How to reduce size of a large SQLite database with series data

sqlite

I'm considering to use SQLite database for a C# application which deals with large volumes of data series. The data is currently in several CSV files of up to 20GBs in size each and of the following format:

2019.07.31 00:00:03.855,1.11568,1.11571,3,0

I was expecting to reduce the size considerably when migrating to SQLite but to some reason am getting some different results.

The example string in CSV format takes 44 bytes (43 chars + new line). As far as I understood the SQLite types definitions described at sqlite.org it should take about the same in the database:
23 byte datetime text + 8*2 reals + 1*2 integers = 41 bytes

The dateTime can be stored as 8-byte integer (c# DateTime.Ticks) which should reduce the size to about 26 bytes per one line which is almost twice less than in CSV format.

For an experiment I tried importing 142,157 lines of data. The CSV file is about 6kk bytes in size but the resulting DB file is about 5kk which is almost the same. Compression (available in DB Browser for SQLite) does not change anything.

The table schema is:

CREATE TABLE "Data" ( "dateTime" INTEGER, "value1" REAL, "value2" REAL, "value3" INTEGER, "value4" INTEGER )

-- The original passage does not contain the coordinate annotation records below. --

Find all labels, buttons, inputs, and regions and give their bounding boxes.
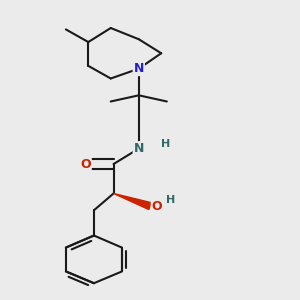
Text: N: N — [134, 142, 144, 155]
Text: O: O — [152, 200, 162, 213]
Text: H: H — [167, 196, 176, 206]
Polygon shape — [113, 194, 151, 209]
Text: O: O — [80, 158, 91, 170]
Text: N: N — [134, 62, 144, 75]
Text: H: H — [161, 139, 170, 149]
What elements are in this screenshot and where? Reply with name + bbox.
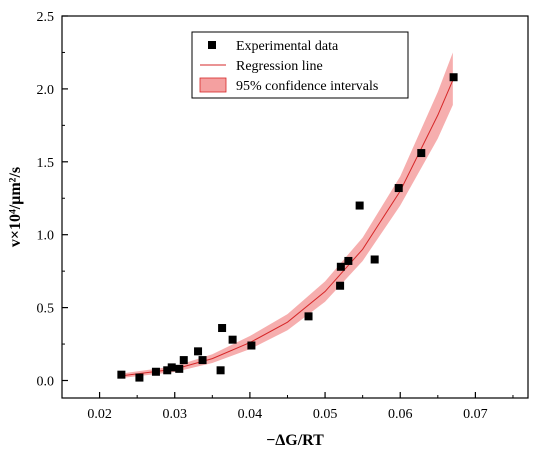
- data-point-7: [179, 356, 188, 365]
- y-tick-label: 0.0: [37, 375, 55, 390]
- data-point-10: [216, 366, 225, 375]
- data-point-22: [449, 73, 458, 82]
- legend-label-confidence: 95% confidence intervals: [236, 79, 378, 94]
- x-tick-label: 0.04: [238, 407, 263, 422]
- y-tick-label: 2.0: [37, 83, 55, 98]
- y-tick-label: 1.0: [37, 229, 55, 244]
- y-tick-label: 1.5: [37, 156, 55, 171]
- regression-line-layer: [118, 79, 454, 377]
- confidence-band-layer: [118, 52, 453, 379]
- x-tick-label: 0.03: [162, 407, 187, 422]
- data-point-18: [355, 201, 364, 210]
- y-tick-label: 2.5: [37, 10, 55, 25]
- y-axis-title: v×10⁴/μm²/s: [7, 167, 24, 247]
- data-point-1: [117, 370, 126, 379]
- legend-label-regression: Regression line: [236, 59, 323, 74]
- data-point-21: [417, 149, 426, 158]
- data-point-9: [198, 356, 207, 365]
- data-point-5: [167, 363, 176, 372]
- confidence-band: [118, 52, 453, 379]
- data-point-14: [304, 312, 313, 321]
- x-tick-label: 0.05: [313, 407, 338, 422]
- data-point-2: [135, 373, 144, 382]
- data-point-3: [151, 367, 160, 376]
- data-point-6: [175, 364, 184, 373]
- data-point-20: [394, 184, 403, 193]
- plot-frame: [61, 15, 529, 399]
- y-tick-label: 0.5: [37, 302, 55, 317]
- data-point-19: [370, 255, 379, 264]
- data-point-16: [336, 262, 345, 271]
- legend-box: [191, 31, 409, 99]
- data-point-15: [336, 281, 345, 290]
- data-point-13: [247, 341, 256, 350]
- legend-marker-experimental: [208, 41, 216, 49]
- regression-line: [118, 79, 454, 377]
- data-point-layer: [117, 73, 458, 382]
- data-point-11: [218, 324, 227, 333]
- data-point-12: [228, 335, 237, 344]
- axis-ticks: 0.02 0.03 0.04 0.05 0.06 0.07 0.0 0.5 1.0 1.5 2.0 2…: [37, 10, 514, 422]
- x-tick-label: 0.02: [87, 407, 112, 422]
- data-point-8: [194, 347, 203, 356]
- legend-label-experimental: Experimental data: [236, 39, 339, 54]
- x-tick-label: 0.06: [388, 407, 413, 422]
- data-point-4: [163, 366, 172, 375]
- legend-marker-confidence: [199, 77, 227, 93]
- data-point-17: [344, 256, 353, 265]
- x-axis-title: −ΔG/RT: [266, 432, 324, 449]
- legend: Experimental data Regression line 95% co…: [191, 31, 409, 99]
- x-tick-label: 0.07: [463, 407, 488, 422]
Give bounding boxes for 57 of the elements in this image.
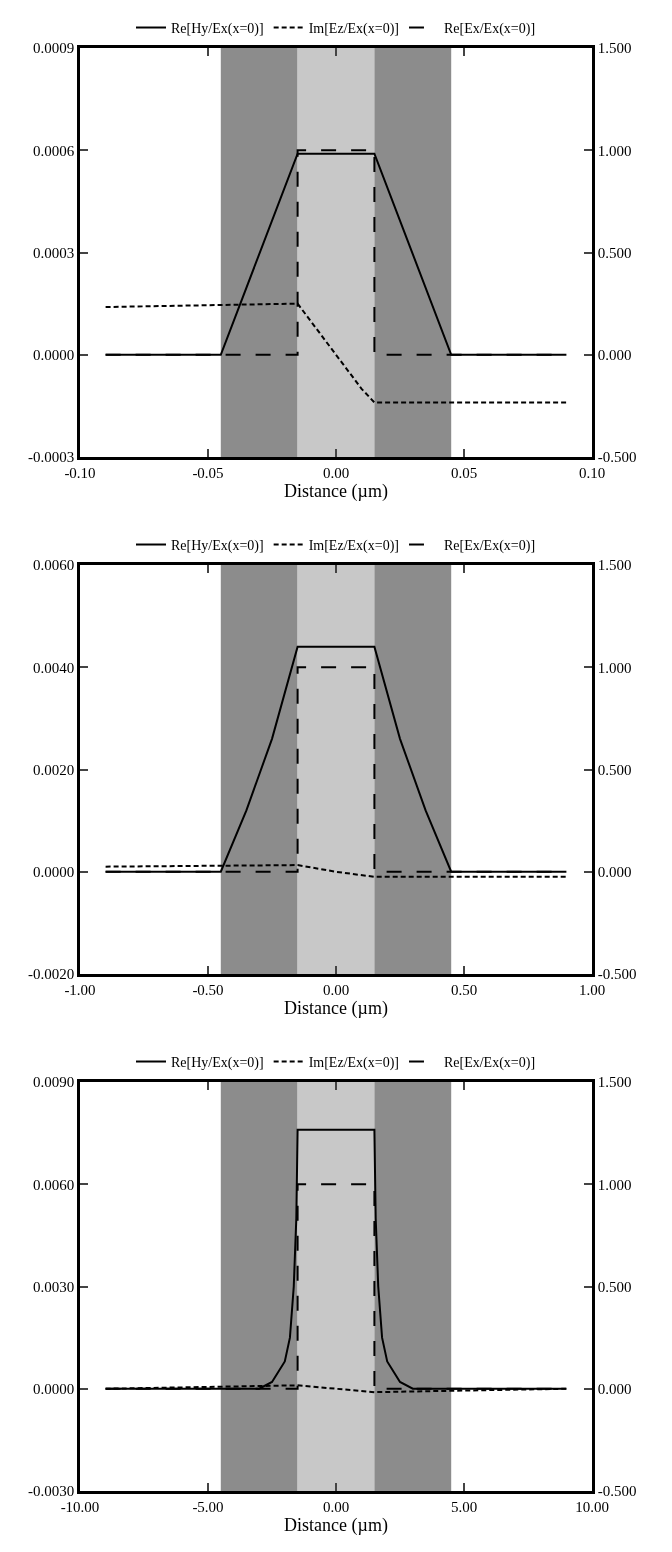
legend-label: Re[Hy/Ex(x=0)]	[171, 20, 264, 37]
y2-tick-label: 0.500	[597, 1278, 632, 1295]
x-tick-label: 0.10	[578, 464, 606, 481]
x-tick-label: -5.00	[192, 1498, 224, 1515]
y-tick-label: 0.0090	[33, 1074, 75, 1091]
legend-label: Re[Hy/Ex(x=0)]	[171, 1054, 264, 1071]
x-tick-label: -10.00	[60, 1498, 100, 1515]
x-axis-title: Distance (µm)	[284, 997, 388, 1019]
y2-tick-label: -0.500	[597, 966, 637, 983]
y-tick-label: 0.0003	[33, 244, 75, 261]
x-tick-label: -1.00	[64, 981, 96, 998]
y2-tick-label: 0.500	[597, 244, 632, 261]
x-tick-label: 0.50	[450, 981, 478, 998]
y2-tick-label: 1.500	[597, 557, 632, 574]
x-tick-label: -0.10	[64, 464, 96, 481]
y2-tick-label: 1.000	[597, 1176, 632, 1193]
y-tick-label: -0.0030	[28, 1483, 75, 1500]
legend-label: Re[Ex/Ex(x=0)]	[443, 20, 536, 37]
legend-label: Im[Ez/Ex(x=0)]	[308, 20, 399, 37]
legend-label: Re[Hy/Ex(x=0)]	[171, 537, 264, 554]
y-tick-label: 0.0000	[33, 347, 75, 363]
y2-tick-label: 0.000	[597, 347, 632, 363]
x-tick-label: 0.00	[322, 464, 350, 481]
x-tick-label: -0.05	[192, 464, 224, 481]
y2-tick-label: 1.500	[597, 1074, 632, 1091]
y2-tick-label: 1.000	[597, 142, 632, 159]
y-tick-label: 0.0030	[33, 1278, 75, 1295]
y-tick-label: 0.0000	[33, 864, 75, 880]
y2-tick-label: 1.000	[597, 659, 632, 676]
y-tick-label: -0.0020	[28, 966, 75, 983]
x-tick-label: 0.05	[450, 464, 478, 481]
legend-label: Re[Ex/Ex(x=0)]	[443, 537, 536, 554]
y-tick-label: 0.0000	[33, 1381, 75, 1397]
x-tick-label: 0.00	[322, 1498, 350, 1515]
legend-label: Im[Ez/Ex(x=0)]	[308, 537, 399, 554]
x-tick-label: 10.00	[575, 1498, 609, 1515]
y2-tick-label: 0.000	[597, 1381, 632, 1397]
y2-tick-label: 1.500	[597, 40, 632, 57]
y2-tick-label: -0.500	[597, 449, 637, 466]
y-tick-label: 0.0040	[33, 659, 75, 676]
y-tick-label: 0.0060	[33, 1176, 75, 1193]
y2-tick-label: 0.000	[597, 864, 632, 880]
x-tick-label: 1.00	[578, 981, 606, 998]
y-tick-label: 0.0020	[33, 761, 75, 778]
x-tick-label: 0.00	[322, 981, 350, 998]
y2-tick-label: 0.500	[597, 761, 632, 778]
x-tick-label: -0.50	[192, 981, 224, 998]
x-axis-title: Distance (µm)	[284, 480, 388, 502]
y-tick-label: 0.0009	[33, 40, 75, 57]
y-tick-label: 0.0006	[33, 142, 75, 159]
x-tick-label: 5.00	[450, 1498, 478, 1515]
legend-label: Re[Ex/Ex(x=0)]	[443, 1054, 536, 1071]
y-tick-label: 0.0060	[33, 557, 75, 574]
y2-tick-label: -0.500	[597, 1483, 637, 1500]
x-axis-title: Distance (µm)	[284, 1514, 388, 1536]
legend-label: Im[Ez/Ex(x=0)]	[308, 1054, 399, 1071]
y-tick-label: -0.0003	[28, 449, 75, 466]
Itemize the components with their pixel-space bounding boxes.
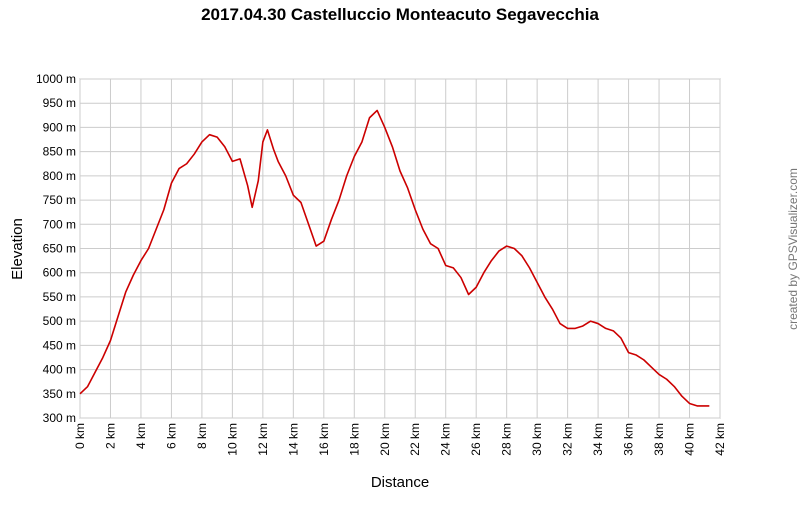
x-tick-label: 22 km — [408, 423, 422, 456]
x-tick-label: 2 km — [103, 423, 117, 449]
y-axis-label: Elevation — [9, 218, 26, 280]
x-tick-label: 34 km — [591, 423, 605, 456]
y-tick-label: 850 m — [43, 145, 76, 159]
y-tick-label: 900 m — [43, 120, 76, 134]
x-tick-label: 38 km — [652, 423, 666, 456]
y-tick-label: 750 m — [43, 193, 76, 207]
y-tick-label: 700 m — [43, 217, 76, 231]
x-tick-label: 36 km — [622, 423, 636, 456]
x-tick-label: 4 km — [134, 423, 148, 449]
y-tick-label: 1000 m — [36, 72, 76, 86]
x-tick-label: 26 km — [469, 423, 483, 456]
y-tick-label: 400 m — [43, 363, 76, 377]
y-tick-label: 800 m — [43, 169, 76, 183]
x-axis-label: Distance — [371, 474, 429, 491]
x-tick-label: 16 km — [317, 423, 331, 456]
x-tick-label: 6 km — [164, 423, 178, 449]
x-tick-label: 32 km — [561, 423, 575, 456]
y-tick-label: 550 m — [43, 290, 76, 304]
chart-title: 2017.04.30 Castelluccio Monteacuto Segav… — [201, 5, 599, 24]
x-tick-label: 24 km — [439, 423, 453, 456]
y-tick-label: 300 m — [43, 411, 76, 425]
x-tick-label: 8 km — [195, 423, 209, 449]
x-tick-label: 42 km — [713, 423, 727, 456]
x-tick-label: 40 km — [683, 423, 697, 456]
x-tick-label: 14 km — [286, 423, 300, 456]
y-tick-label: 950 m — [43, 96, 76, 110]
credit: created by GPSVisualizer.com — [786, 168, 800, 330]
y-tick-label: 500 m — [43, 314, 76, 328]
x-tick-label: 12 km — [256, 423, 270, 456]
x-tick-label: 30 km — [530, 423, 544, 456]
x-tick-label: 20 km — [378, 423, 392, 456]
elevation-line — [79, 109, 710, 407]
x-tick-label: 10 km — [225, 423, 239, 456]
x-tick-label: 18 km — [347, 423, 361, 456]
y-tick-label: 600 m — [43, 266, 76, 280]
x-tick-label: 0 km — [73, 423, 87, 449]
y-tick-label: 450 m — [43, 338, 76, 352]
x-tick-label: 28 km — [500, 423, 514, 456]
y-tick-label: 350 m — [43, 387, 76, 401]
y-tick-label: 650 m — [43, 242, 76, 256]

An example row looks like this:

637001280038550000 1.11568 1.11571 3 0

Is it the SQLite internals which make that big overhead in size?
How can I reduce the size?

As a side note, setting Primary Key on the dateTime field reduces the size of the example data file by 0.3kk bytes but adding unique constraint increases it by 3kk bytes making it about 8kk in total which is much bigger than the CSV one.

Update

output from sqlite3_analyzer

w/t PK and contraints
Size of the file in bytes......................... 5242880
Bytes of user payload stored...................... 4349676     83.0%
Bytes of payload.................................. 4349852     83.0%
Bytes of metadata................................. 858115      16.4%

with PK
Size of the file in bytes......................... 4976640
Bytes of user payload stored...................... 3212420     64.5%
Bytes of payload.................................. 3212622     64.6%
Bytes of metadata................................. 1733838     34.8%

with PK and Unique constraint
Size of the file in bytes......................... 8134656
Bytes of user payload stored...................... 3212420     39.5%
Bytes of payload.................................. 3212622     64.6%
Bytes of metadata................................. 1733838     34.8%
*** Page counts for all tables and indices separately
TABLE............................................. 1214        61.1%
SQLITE_AUTOINDEX_TABLE_1.......................... 771         38.8%

So it turns out that the internals take 16%, PK takes additional 19% but still reduces the total size, and the unique contraint takes almost 40%!

The question remains valid. Is it possible to recude the size of the database or that is all one can get from it?

Best Answer

There are some ways. Here are two that seem appropriate for your case:

WITHOUT ROWID tables

The ROWID is an internal primary key that SQLite tables have by default, taking 64 bit per record. Since you were talking about a UNIQUE constraint for the datetime column, this column seems a good candidate for the primary key (which always has a unique constraint attached). So you can create a SQLite table without ROWID, as follows:

CREATE TABLE "Data" (
    "dateTime" INTEGER PRIMARY KEY,
    "value1" REAL, 
    "value2" REAL, 
    "value3" INTEGER, 
    "value4" INTEGER 
) WITHOUT ROWID;

Storing delta values

I have never tried this in SQLite in practice, but: some data is more compactly stored by storing only the difference to the previous row. In this case, the datetime values are great for this, if they can be stored in order into the database. In that case, you would use three columns:

  1. A sequentially numbered integer primary key.
  2. A datetime integer column, only filled for every (say) 1000 records.
  3. A datetime_delta column, storing the difference from the last row with a filled datetime column.

SQLite stores integer values individually into 2-9 bytes (incl. one storage mode byte), depending on their value. Assuming an average of 4 bytes for the sequential primary key and an average of 2.5 bytes for the delta values would save 2.5 bytes compared to the current 9 byte integer. Savings are larger if you have more than one column per table that profit from delta storage, as you need the sequential primary key only once. For example, if value1value4 are measurement values that tend to grow and shrink over time, they are also good candidates.

After loading a row at primary key value n, you would also have to retrieve the row at primary key value n DIV 1000 (meaning integer division) to have the base for your delta values.